Forum Umwelt & Entwicklung - Rundbrief 3/2009

Afrikas Energieprobleme neu beleuchtet
Energiearmut, Abholzung und tödliche Rauchvergiftungen

Von Jürgen Maier


"Rethinking Biomass Energy in Sub-Sahara Africa" - es war ein viel versprechender Titel, unter dem das Forum Umwelt & Entwicklung und VENRO am 25. August ein Symposium veranstalteten. Im Rahmen des Venro-Projekts zur EU-Afrika-Partnerschaft ist Energie neben Handels- und Genderpolitik einer von drei Schwerpunkten, und Energiepolitik ist in Afrika undenkbar ohne Biomasse.

Traditionelle Biomasse stellt in Afrika nach wie vor den Hauptenergieträger, und weil diese vor allem in Form von Brennholz und Holzkohle inzwischen deutlich intensiver genutzt wird als sie nachwachsen kann, ist dieser Energieträger heute nur noch bedingt erneuerbar.

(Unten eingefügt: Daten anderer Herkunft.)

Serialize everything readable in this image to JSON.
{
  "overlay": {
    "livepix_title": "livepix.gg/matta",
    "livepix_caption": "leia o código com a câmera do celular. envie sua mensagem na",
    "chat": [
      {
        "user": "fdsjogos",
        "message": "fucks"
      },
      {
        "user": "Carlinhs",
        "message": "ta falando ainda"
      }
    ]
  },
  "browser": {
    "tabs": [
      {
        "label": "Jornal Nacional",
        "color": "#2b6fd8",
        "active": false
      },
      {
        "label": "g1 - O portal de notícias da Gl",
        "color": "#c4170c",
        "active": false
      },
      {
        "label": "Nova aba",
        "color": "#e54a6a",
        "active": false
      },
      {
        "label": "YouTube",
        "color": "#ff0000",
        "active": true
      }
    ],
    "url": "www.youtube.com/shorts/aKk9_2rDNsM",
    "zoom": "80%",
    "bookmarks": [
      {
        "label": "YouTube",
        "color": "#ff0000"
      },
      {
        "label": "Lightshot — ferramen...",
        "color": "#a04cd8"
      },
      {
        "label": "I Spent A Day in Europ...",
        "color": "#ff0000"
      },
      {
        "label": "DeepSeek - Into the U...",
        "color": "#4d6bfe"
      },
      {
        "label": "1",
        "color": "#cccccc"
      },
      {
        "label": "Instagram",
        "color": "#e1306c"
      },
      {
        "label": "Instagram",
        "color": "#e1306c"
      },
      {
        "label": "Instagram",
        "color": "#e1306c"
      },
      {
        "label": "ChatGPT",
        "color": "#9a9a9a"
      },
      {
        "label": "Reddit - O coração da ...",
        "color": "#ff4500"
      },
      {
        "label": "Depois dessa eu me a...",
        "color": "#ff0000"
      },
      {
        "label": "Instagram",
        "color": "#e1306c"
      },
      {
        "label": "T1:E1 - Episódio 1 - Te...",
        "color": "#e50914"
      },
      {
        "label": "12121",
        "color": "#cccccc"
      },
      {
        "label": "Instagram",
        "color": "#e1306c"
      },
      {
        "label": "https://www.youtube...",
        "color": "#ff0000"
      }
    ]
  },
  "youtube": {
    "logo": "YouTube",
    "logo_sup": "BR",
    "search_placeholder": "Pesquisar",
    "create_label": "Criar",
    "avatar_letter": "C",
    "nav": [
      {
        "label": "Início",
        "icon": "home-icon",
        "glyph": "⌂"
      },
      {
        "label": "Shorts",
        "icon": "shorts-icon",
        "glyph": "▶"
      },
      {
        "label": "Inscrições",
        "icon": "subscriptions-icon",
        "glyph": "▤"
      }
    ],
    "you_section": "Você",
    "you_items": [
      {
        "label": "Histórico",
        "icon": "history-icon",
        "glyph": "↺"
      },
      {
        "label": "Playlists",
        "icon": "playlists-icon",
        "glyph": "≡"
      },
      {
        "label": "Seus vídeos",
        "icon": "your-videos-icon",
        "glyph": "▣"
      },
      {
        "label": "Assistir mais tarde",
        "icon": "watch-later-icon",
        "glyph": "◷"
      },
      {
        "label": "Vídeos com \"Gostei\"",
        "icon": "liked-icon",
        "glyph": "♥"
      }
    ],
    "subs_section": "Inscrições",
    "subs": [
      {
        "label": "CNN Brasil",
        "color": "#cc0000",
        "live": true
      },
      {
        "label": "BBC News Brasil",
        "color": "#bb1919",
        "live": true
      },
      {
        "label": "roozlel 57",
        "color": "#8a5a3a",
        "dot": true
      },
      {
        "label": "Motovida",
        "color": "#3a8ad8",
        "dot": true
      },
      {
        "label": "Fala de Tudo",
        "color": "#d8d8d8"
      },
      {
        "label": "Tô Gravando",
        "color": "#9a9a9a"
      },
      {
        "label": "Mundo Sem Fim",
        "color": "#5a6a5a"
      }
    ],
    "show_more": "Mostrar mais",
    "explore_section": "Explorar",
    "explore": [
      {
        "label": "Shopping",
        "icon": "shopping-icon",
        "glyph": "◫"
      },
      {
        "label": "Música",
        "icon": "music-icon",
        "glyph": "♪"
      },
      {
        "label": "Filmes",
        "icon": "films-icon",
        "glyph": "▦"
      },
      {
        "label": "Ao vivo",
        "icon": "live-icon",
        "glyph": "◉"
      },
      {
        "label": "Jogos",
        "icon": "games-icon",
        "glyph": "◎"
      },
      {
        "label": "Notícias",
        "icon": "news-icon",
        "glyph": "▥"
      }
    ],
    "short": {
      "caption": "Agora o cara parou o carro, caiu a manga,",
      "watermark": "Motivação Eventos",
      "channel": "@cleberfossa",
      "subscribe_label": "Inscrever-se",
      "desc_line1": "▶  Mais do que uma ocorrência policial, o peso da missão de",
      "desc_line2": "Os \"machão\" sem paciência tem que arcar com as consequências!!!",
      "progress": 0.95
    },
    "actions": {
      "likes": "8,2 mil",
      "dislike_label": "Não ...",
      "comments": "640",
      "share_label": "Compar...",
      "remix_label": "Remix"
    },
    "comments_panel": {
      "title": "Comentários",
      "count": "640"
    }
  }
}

Vor diesem Tatsachenhintergrund wird die doppelte Notwendigkeit für die allermeisten afrikanischen Länder deutlich, die Grundlagen für eine moderne Energieversorgung zu legen. Der energiepolitische Status quo in Afrika erfüllt praktisch kein einziges Nachhaltigkeitskriterium, weder ökologisch noch sozial noch ökonomisch. Die Kosten importierter fossiler Brennstoffe als Alternative zu traditioneller Biomasse drohen für die meisten afrikanischen Länder zu einer enormen wirtschaftlichen Belastung zu werden. Als heimische Energiequellen kommen mit wenigen Ausnahmen (Ölstaaten wie Nigeria, Angola usw.) nur die erneuerbaren Energien in Frage.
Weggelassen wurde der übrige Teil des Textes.